A história pré-cabralina abrange dois períodos geológicos: Pleistoceno e Holoceno.
Pleistoceno (de 60 mil a 12 mil anos)
O clima e a vegetação do Brasil durante o Pleistoceno eram muito diferentes dos atuais. O clima era úmido e mais frio. Uma densa floresta de grandes árvores, cipós e samambaias cobria o que hoje é o semiárido nordestino. Rios, lagos e cachoeiras dominavam os campos.
Durante o Pleistoceno, uma megafauna, hoje extinta, habitava as florestas e os campos do território brasileiro. Tatus gigantes, os gliptdontes, com 3 metros de comprimento e pesando quase uma tonelada e meia. Sua forte carapaça, quando vazia, podia servir de abrigo aos homens primitivos.
Preguiças gigantes, o megatherium, pesando umas 4 toneladas, tinham o tamanho de um elefante. Passavam o dia todo comendo folhas de árvores e arbustos, utilizando sua língua comprida para obtê-las. Com suas poderosas garras, vergavam facilmente os galhos das arvores.

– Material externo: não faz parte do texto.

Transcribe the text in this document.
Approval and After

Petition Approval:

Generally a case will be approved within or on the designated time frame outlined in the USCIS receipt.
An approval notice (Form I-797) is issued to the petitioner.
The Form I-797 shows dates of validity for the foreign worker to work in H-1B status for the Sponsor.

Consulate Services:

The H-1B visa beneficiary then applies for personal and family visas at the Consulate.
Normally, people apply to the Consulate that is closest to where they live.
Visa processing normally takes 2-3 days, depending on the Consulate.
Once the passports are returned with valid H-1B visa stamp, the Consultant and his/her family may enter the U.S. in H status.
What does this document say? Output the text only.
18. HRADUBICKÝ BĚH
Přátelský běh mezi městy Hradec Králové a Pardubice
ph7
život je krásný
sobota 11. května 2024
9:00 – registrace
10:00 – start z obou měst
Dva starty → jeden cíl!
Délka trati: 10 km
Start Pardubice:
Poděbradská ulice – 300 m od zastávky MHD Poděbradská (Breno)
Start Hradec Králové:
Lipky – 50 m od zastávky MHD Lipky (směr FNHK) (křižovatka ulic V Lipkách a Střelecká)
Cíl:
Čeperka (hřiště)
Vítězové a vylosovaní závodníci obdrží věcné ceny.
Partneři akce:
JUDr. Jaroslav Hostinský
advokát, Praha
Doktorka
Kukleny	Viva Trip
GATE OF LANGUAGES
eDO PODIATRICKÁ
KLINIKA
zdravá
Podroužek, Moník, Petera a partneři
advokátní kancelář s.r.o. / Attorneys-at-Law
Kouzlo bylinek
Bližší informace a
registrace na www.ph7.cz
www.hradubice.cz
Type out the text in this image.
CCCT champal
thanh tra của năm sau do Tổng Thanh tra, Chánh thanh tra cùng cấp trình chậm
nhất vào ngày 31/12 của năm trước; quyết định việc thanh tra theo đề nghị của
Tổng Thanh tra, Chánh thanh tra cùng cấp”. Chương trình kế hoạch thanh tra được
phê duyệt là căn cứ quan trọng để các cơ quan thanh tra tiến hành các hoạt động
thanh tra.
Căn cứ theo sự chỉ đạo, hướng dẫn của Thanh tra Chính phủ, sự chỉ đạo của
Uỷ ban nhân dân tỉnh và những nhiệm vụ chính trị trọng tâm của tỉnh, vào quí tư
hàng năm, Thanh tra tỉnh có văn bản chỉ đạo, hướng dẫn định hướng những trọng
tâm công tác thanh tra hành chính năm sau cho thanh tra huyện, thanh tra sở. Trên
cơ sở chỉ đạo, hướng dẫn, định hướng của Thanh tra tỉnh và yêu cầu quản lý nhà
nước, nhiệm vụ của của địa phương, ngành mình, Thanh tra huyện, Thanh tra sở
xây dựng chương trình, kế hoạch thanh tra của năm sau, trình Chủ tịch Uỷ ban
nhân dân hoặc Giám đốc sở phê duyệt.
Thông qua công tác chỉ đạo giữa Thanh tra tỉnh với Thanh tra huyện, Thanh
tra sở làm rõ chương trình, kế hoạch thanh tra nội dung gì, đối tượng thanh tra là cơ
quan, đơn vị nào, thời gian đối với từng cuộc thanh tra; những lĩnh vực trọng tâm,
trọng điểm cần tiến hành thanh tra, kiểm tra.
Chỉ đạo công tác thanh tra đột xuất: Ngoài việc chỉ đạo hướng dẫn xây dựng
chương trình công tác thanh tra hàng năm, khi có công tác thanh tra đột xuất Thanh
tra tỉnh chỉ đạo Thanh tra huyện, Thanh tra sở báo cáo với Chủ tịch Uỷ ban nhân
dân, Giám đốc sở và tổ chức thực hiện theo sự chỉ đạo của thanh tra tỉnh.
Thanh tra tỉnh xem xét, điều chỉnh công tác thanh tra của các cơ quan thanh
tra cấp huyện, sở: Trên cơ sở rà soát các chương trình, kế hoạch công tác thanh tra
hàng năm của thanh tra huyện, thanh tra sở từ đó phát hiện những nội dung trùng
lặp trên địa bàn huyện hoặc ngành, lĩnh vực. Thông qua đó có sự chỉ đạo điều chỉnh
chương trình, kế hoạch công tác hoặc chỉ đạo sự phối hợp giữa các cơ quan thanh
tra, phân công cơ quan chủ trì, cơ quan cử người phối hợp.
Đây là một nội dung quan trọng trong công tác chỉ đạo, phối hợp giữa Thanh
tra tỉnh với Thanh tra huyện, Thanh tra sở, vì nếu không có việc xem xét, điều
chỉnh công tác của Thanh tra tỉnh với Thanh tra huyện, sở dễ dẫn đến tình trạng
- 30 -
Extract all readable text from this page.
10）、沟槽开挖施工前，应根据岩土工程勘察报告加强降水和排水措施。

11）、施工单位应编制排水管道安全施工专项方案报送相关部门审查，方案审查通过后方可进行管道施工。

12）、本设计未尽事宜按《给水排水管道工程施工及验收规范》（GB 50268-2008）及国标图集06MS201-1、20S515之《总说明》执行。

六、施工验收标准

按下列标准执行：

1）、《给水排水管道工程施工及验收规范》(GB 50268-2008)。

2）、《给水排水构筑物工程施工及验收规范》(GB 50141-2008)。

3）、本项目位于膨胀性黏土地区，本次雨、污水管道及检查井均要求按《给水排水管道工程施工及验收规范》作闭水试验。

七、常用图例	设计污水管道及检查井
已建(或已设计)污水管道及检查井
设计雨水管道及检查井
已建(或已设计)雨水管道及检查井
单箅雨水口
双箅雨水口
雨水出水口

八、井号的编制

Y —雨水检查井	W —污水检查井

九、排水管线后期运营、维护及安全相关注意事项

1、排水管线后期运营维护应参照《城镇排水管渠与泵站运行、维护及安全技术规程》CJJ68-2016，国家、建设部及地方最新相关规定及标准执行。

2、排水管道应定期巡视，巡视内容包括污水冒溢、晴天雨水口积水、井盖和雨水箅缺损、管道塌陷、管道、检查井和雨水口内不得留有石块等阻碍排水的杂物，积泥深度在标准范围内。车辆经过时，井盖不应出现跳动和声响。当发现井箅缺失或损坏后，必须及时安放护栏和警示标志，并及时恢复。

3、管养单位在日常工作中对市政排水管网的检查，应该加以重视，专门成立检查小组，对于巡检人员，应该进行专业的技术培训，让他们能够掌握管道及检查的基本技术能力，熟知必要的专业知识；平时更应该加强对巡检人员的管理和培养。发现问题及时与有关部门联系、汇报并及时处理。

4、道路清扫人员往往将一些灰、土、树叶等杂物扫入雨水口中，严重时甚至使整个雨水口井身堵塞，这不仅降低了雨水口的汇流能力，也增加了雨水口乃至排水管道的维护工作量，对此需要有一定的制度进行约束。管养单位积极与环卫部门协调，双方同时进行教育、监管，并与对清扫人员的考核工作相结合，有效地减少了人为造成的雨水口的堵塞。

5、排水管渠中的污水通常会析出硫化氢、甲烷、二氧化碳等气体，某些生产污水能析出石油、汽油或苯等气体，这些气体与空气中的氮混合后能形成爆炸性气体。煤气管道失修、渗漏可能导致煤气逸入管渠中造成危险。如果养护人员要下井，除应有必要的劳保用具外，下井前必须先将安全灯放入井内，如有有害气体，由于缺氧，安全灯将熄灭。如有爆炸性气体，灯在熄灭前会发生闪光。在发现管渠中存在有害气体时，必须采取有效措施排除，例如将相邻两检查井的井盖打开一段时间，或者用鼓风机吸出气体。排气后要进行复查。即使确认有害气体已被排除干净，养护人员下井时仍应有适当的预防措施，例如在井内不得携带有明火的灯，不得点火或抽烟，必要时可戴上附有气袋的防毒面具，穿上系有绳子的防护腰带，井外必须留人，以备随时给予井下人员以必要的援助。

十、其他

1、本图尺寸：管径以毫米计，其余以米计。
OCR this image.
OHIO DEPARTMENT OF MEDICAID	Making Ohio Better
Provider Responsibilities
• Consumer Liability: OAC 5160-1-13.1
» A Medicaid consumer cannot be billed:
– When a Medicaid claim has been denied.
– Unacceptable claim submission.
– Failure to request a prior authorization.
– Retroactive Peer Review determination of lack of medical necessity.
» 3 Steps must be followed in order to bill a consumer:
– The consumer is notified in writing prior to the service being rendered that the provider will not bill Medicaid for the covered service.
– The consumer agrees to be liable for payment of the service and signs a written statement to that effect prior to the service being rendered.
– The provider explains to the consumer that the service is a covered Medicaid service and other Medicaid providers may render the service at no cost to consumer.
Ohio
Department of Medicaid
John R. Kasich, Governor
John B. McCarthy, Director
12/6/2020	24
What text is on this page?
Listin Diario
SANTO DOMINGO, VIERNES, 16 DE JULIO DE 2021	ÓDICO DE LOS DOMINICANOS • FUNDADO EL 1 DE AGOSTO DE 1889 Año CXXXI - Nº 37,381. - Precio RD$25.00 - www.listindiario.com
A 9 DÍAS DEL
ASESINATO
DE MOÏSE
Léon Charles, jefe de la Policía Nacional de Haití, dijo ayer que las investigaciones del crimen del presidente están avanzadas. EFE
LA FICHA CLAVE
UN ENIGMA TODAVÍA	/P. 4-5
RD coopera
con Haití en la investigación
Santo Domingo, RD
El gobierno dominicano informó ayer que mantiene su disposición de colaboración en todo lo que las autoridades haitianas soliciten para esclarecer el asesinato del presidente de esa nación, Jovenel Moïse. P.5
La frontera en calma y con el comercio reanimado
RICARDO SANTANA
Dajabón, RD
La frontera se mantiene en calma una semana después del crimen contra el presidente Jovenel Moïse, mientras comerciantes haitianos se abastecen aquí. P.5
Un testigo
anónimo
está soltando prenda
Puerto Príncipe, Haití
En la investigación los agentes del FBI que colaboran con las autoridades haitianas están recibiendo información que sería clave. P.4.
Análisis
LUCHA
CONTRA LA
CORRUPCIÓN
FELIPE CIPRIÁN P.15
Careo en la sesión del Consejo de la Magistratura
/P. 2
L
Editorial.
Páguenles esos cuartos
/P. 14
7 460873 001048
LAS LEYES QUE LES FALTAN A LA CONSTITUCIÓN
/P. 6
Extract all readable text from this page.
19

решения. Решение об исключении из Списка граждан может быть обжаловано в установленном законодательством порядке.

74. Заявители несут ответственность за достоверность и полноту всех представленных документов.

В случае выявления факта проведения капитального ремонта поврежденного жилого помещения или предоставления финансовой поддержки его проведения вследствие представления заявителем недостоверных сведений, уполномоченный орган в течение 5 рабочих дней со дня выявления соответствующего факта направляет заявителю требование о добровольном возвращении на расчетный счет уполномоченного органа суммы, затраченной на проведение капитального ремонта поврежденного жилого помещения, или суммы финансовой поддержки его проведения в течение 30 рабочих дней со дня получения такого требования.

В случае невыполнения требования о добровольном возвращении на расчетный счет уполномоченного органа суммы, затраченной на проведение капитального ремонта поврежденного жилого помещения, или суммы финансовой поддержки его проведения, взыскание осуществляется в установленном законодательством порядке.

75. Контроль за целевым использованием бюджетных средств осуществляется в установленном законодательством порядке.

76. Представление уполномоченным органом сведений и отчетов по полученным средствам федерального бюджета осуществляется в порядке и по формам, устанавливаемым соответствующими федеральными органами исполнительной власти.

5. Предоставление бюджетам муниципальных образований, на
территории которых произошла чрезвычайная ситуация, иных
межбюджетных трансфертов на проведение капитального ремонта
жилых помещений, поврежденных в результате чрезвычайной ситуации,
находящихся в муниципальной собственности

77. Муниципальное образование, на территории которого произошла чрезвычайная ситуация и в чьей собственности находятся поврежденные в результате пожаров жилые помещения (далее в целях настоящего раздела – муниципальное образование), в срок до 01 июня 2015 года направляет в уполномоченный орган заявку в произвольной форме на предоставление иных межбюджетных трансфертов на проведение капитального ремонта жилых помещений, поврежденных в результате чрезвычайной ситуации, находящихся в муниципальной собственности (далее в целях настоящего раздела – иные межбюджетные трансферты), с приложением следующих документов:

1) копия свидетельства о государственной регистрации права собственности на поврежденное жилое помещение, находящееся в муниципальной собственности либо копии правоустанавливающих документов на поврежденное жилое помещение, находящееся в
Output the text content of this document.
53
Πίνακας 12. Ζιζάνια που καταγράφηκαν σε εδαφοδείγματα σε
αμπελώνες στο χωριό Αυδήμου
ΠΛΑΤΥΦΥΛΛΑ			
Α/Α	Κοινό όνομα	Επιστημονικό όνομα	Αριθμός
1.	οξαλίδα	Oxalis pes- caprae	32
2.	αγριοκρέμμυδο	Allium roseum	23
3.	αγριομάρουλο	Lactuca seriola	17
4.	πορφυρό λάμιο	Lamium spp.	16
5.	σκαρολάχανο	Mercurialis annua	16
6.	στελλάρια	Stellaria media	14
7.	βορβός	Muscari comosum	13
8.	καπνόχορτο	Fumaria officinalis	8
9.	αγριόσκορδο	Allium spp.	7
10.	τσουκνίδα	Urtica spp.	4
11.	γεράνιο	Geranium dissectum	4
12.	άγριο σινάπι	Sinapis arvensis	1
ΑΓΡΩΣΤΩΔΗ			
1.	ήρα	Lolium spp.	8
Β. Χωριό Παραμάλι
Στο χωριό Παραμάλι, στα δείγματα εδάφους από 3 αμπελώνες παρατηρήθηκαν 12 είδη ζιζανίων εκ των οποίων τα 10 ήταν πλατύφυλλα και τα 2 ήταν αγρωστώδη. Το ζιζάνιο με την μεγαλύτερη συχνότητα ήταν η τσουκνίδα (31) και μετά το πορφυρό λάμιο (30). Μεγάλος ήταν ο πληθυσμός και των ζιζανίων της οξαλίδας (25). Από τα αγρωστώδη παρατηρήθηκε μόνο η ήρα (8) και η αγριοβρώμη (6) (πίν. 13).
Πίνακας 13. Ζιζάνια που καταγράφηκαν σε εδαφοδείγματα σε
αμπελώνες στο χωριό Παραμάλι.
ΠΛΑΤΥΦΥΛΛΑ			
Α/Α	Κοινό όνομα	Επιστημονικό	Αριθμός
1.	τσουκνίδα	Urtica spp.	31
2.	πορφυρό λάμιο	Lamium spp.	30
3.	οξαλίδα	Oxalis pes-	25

Mas o animal mais temido era o tigre dente-de-sabre. Um felino com 3 metros de comprimento e pesando 900 quilos, ele foi o grande predador de preguiças, gliptdontes e outros animais da megafauna.
Povoamento do Brasil
Foi durante do Pleistoceno que ocorreu o povoamento do território que hoje corresponde ao Brasil. Os primeiros grupos humanos que ocuparam nosso território são chamados de paleoíndios.
As ossadas mais antigas de paleoíndios encontradas no Brasil pertencem ao final do Pleistoceno, entre 11 mil e 12 anos. Foram encontradas na região arqueológica de Lagoa Santa, em Minas Gerais. Entre as ossadas, está Luzia, o esqueleto mais antigo das Américas, de 11.500 anos.
Na década de 1990, a reconstituição facial do crânio de Luzia pelo especialista britânico Richard Neave surpreendeu o mundo científico. As formas tiveram como base a teoria do professor Walter Neves, da USP, segundo o qual o povo de Luzia teria chegado à América antes dos ancestrais dos povos indígenas atuais (estes de origem asiática).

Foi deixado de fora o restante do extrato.